Correlation between different metrics as well as traces and logs is provided by attributes and trace/span ids. In OpenTelemetry the correlation to traces or spans is achieved with exemplars. Exemplars are a collection of data samples, that contributed to the calculation of an aggregated metric. Let’s say you are reporting the average response time of your application every 30 seconds. OpenTelemetry lets you add the response time of a number of requests during that period, that were used to calculate the average. One such entry called an exemplar would contain the trace and span id of the request.
Support for ExponentialHistograms and exemplars at the data points is not yet included in Data Prepper 1.4 but will follow in a future version.
The Data Prepper OpenTelemetry metrics support consists of two plugins:
- The OTel Metrics source to deserialize the gRPC data,
- The OTel Metrics processor to preprocess the data points with regard to the metrics type.
The following diagram shows a prototypical pipeline:
Configuration
Setting up the OpenTelemetry metrics support is straight-forward.
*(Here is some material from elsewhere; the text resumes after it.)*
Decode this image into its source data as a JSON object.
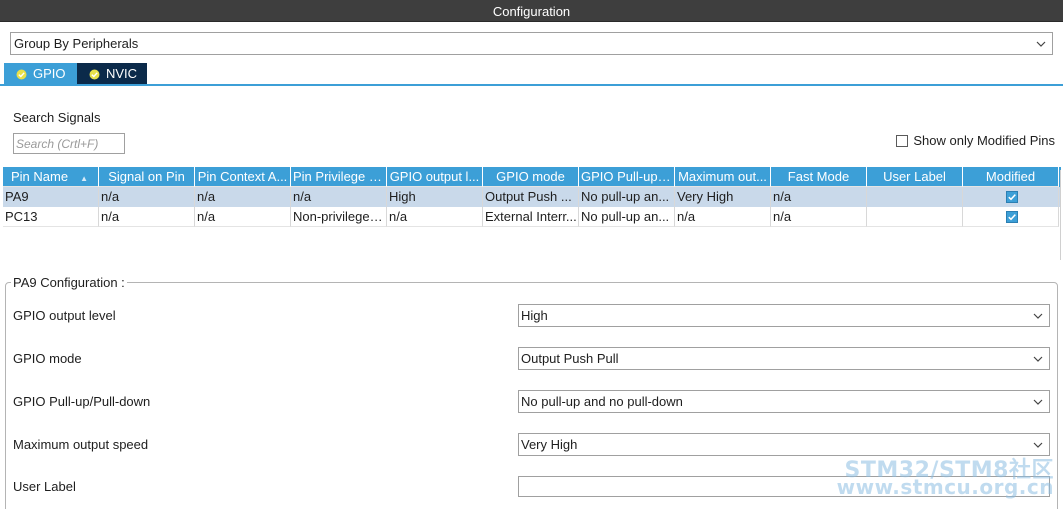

You just need to configure the source and processor plugins:
metrics-pipeline:
source:
otel_metrics_source:
processor:
- otel_metrics_raw_processor:
sink:
- opensearch:
hosts: [ "https://opensearch.local:9200" ]
username: username
password: password
index: metrics-otel-v1-%{yyyy.MM.dd}
The metric source supports the same configuration as the OpenTelemetry trace source.
Outlook
You can start analysing your metrics data in OpenSearch with the simple configuration outlined above. Data Prepper supports the full feature set of OpenTelemetry metrics, except for ExponentialHistograms and exemplars, both of which will be added soon. The generated documents allow for easy visualizations as well as advanced use-cases in OpenSearch. Enhance your observability with anomaly detection and alerts based on your custom metrics.